Barely a week goes by when we don’t collectively cringe reading about an information security breach at some high-profile business or government agency, often something related to the pilfering of millions of personal records that are then used later for some identity theft scheme.
This month it is the U.S. Environmental Protection Agency’s turn to be redfaced over a basic lack of cybersecurity, one that exposed social security numbers and banking information.
One U.S. government official estimated in a speech this summer that cyber attacks on U.S. computer networks rose by 17-fold from 2009 through 2011, resulting in approximately $1 trillion of U.S. intellectual property.
All those incidents of tax refund fraud you’re reading about this year, in which criminals use stolen social security numbers to file fake claims? After cursing the criminals that are giving average citizens a really hard time, you can blame all the businesses that have failed to put proper technology security measures in place.
But despite the rising awareness about just how vulnerable they are, very few businesses have invested in so-called cyberinsurance that could help with the clean up and with some of the intellectual property losses.
The Cyberinsurance Concept
Let’s be clear: cyberinsurance isn’t meant to prevent the break-ins in the first place. That’s a job for IT security teams, which are supposed to be putting proper technology measures and behavioral policies in place.
What is covered under cyberinsurance policies differs depending on the carrier but it often extends to the cost of forensics that help finger the cause of a breach (and what was lost), the costs related to disclosing what happened (46 states have disclosure laws, usually the threshold is $1 million in annual revenue), expenses that might arise out of related lawsuits, and some of the services needed to repair and remediate the affected computers.
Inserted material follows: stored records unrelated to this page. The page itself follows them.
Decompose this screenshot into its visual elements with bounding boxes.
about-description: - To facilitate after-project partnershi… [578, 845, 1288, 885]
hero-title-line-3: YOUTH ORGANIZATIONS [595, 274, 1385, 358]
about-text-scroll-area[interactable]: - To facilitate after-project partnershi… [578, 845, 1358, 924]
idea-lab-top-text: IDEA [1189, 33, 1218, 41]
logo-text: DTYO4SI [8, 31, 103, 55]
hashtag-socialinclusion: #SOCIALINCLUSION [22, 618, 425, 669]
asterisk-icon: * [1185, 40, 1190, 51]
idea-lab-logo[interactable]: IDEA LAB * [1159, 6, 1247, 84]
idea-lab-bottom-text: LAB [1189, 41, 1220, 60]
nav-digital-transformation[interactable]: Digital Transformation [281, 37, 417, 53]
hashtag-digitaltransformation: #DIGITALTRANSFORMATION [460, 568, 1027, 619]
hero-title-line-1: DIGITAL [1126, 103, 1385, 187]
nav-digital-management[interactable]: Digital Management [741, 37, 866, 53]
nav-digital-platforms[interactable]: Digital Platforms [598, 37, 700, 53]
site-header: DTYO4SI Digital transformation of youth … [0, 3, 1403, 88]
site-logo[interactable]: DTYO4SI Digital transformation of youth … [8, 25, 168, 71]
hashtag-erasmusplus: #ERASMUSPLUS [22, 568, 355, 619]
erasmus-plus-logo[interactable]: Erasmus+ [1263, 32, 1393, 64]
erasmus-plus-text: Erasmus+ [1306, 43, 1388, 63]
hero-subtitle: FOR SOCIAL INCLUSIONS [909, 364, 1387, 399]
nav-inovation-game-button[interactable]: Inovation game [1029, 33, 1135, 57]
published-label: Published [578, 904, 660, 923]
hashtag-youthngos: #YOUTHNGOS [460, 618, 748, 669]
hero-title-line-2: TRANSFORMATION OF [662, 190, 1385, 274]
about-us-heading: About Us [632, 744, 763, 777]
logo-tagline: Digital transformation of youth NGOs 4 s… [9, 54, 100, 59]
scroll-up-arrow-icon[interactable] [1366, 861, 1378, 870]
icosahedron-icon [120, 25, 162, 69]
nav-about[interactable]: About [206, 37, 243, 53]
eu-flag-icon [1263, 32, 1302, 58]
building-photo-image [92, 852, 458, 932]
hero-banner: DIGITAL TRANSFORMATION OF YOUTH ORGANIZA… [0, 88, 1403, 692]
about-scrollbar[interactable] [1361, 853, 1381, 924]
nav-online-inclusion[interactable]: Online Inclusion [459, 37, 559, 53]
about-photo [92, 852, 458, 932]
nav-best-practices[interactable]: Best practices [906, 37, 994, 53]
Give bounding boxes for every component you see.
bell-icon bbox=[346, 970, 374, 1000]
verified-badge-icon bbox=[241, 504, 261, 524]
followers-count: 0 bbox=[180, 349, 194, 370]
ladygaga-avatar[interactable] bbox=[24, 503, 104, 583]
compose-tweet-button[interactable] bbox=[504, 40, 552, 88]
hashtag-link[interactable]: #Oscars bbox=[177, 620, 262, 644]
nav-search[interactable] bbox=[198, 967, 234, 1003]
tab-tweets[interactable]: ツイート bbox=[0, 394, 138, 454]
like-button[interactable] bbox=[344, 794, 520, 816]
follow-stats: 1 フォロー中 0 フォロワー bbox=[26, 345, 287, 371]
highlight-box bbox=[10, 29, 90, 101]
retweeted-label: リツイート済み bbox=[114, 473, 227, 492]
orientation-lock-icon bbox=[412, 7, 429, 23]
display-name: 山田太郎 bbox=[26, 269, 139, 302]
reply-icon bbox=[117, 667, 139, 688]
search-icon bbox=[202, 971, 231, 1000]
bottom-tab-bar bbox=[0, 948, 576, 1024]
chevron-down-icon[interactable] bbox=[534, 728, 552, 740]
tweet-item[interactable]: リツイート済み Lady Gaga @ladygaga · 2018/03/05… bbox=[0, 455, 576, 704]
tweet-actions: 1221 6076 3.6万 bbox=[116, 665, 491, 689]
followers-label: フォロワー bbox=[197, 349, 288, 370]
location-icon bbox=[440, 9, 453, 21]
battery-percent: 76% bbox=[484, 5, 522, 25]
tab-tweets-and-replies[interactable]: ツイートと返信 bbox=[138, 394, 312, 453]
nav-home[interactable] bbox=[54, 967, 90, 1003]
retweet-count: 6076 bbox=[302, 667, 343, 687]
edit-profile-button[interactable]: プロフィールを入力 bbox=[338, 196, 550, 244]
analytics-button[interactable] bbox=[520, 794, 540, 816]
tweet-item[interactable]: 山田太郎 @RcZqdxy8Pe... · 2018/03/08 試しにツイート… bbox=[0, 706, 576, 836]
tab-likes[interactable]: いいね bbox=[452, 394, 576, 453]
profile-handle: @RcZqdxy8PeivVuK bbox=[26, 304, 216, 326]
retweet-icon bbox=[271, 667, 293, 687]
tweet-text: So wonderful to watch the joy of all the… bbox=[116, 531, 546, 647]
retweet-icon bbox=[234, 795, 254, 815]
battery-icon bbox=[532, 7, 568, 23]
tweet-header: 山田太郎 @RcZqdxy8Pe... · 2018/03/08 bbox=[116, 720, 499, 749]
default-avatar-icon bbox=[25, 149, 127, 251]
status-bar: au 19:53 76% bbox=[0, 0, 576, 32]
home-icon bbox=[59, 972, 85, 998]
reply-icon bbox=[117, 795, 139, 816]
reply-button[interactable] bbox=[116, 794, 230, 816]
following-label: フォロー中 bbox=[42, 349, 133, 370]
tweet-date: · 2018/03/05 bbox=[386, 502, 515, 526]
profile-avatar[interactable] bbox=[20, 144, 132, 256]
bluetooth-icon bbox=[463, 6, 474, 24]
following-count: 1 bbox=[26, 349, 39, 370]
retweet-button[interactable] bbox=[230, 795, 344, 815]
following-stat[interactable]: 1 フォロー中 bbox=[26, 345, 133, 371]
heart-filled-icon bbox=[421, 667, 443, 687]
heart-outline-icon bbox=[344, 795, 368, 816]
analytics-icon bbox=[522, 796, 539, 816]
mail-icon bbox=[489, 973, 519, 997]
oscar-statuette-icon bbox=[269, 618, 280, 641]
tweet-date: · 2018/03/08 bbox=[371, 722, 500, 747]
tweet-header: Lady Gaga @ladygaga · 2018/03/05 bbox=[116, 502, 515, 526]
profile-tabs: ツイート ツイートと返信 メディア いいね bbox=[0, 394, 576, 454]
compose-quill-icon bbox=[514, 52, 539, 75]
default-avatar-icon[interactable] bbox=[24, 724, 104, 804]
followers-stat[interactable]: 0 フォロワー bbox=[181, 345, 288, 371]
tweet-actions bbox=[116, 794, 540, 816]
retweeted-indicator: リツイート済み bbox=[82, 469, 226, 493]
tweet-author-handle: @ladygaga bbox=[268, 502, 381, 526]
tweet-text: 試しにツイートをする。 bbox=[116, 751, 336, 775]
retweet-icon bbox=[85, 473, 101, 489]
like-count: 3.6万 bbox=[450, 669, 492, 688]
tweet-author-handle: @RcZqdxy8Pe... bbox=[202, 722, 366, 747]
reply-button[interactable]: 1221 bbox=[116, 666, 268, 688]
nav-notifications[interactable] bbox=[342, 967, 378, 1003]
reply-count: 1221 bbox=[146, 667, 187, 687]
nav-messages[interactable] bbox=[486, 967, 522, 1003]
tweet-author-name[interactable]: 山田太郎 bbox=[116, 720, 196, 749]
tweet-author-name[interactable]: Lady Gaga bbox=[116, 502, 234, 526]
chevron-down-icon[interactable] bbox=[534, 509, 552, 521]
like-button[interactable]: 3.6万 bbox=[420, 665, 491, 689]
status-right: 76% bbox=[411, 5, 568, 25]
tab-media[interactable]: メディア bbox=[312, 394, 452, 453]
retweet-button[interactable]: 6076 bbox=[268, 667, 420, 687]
Whether or not the cyberinsurance covers potential losses associated with stolen intellectual property is a matter for debate. The stock answer is, it depends.
Among the high-profile companies that offer cyberinsurance are ACE USA, Chubb, The Hartford and St. Paul Travelers Co. But for most insurance companies it is still a niche line.
Advisen, one firm that follows this area closely, estimates there is only about $600 million in written premiums for cyberinsurance although other figures suggest the number is closer to $750 million. Companies in the United States and the United Kingdom tend to be most vigilant.
Other specialty insurance, such as policies covering corporate directors or officers, represents at least 10 times that amount, said David Bradford, president of research and editorial for Advisen.
Broadly speaking, Advisen estimates the potential market for cyberinsurance at about $4 billion, when you consider all the companies with more than $1 million revenue in certain industries that should have coverage.
“The thing that is really driving the uptick in the number of companies is the reporting requirements,” Bradford said. “This can be a really onerous and difficult process.”
How Much Coverage?
Who really needs cyberinsurance? And, beyond that, how much coverage is necessary?
Cyberinsurance experts point to breach breach cost estimates gathered by the Ponemon Institute. in 2011, for example, the median damages related to cyber crime were about $5.9 million. The costs vary dramatically depending on the number of records involved, though, so they could be much lower or higher than that number. Generally speaking, many people use a figure of approximately $200 per record to figure the cost of coverage.
That can add up really fast.
“Anybody who controls sensitive data should be thinking about it,” said Jeremy Henley, insurance solutions manager for ID Experts, a “data breach care” company. “They are the one that are most vulnerable, and they usually come from regulated industries like health care, financial services or online retail.”
Here are some things companies should consider when evaluating how much coverage to get:
- The cost of a legal retainer and forensics experts to figure out what happened and what, exactly, has been lost
- Potential exposure from identity theft or pilfered credit cards or bank account information or whatever
- Expenses related to a marketing or public relations campaign to help disclose the damage, and mitigate the potential brand damage
- The costs of fixing the damaged networks and computers, and restoring them
- The extent to which customers or business partners rely on this information
Ken Goldstein, vice president of Chubb Group of Insurance Companies, responsible for its cybersecurity line, said any company that collects, stores or transmits information of its own or on behalf of business partners should check into cyberinsurance coverage.
Sometimes, smaller companies overlook their potential vulnerability: when doing a risk assessment, executives should also consider data that they don’t necessarily own but that could be stored on their corporate networks or computers.
“You really need to concentrate on getting a full appreciation of the proprietary and private information that you have at your disposal,” he said.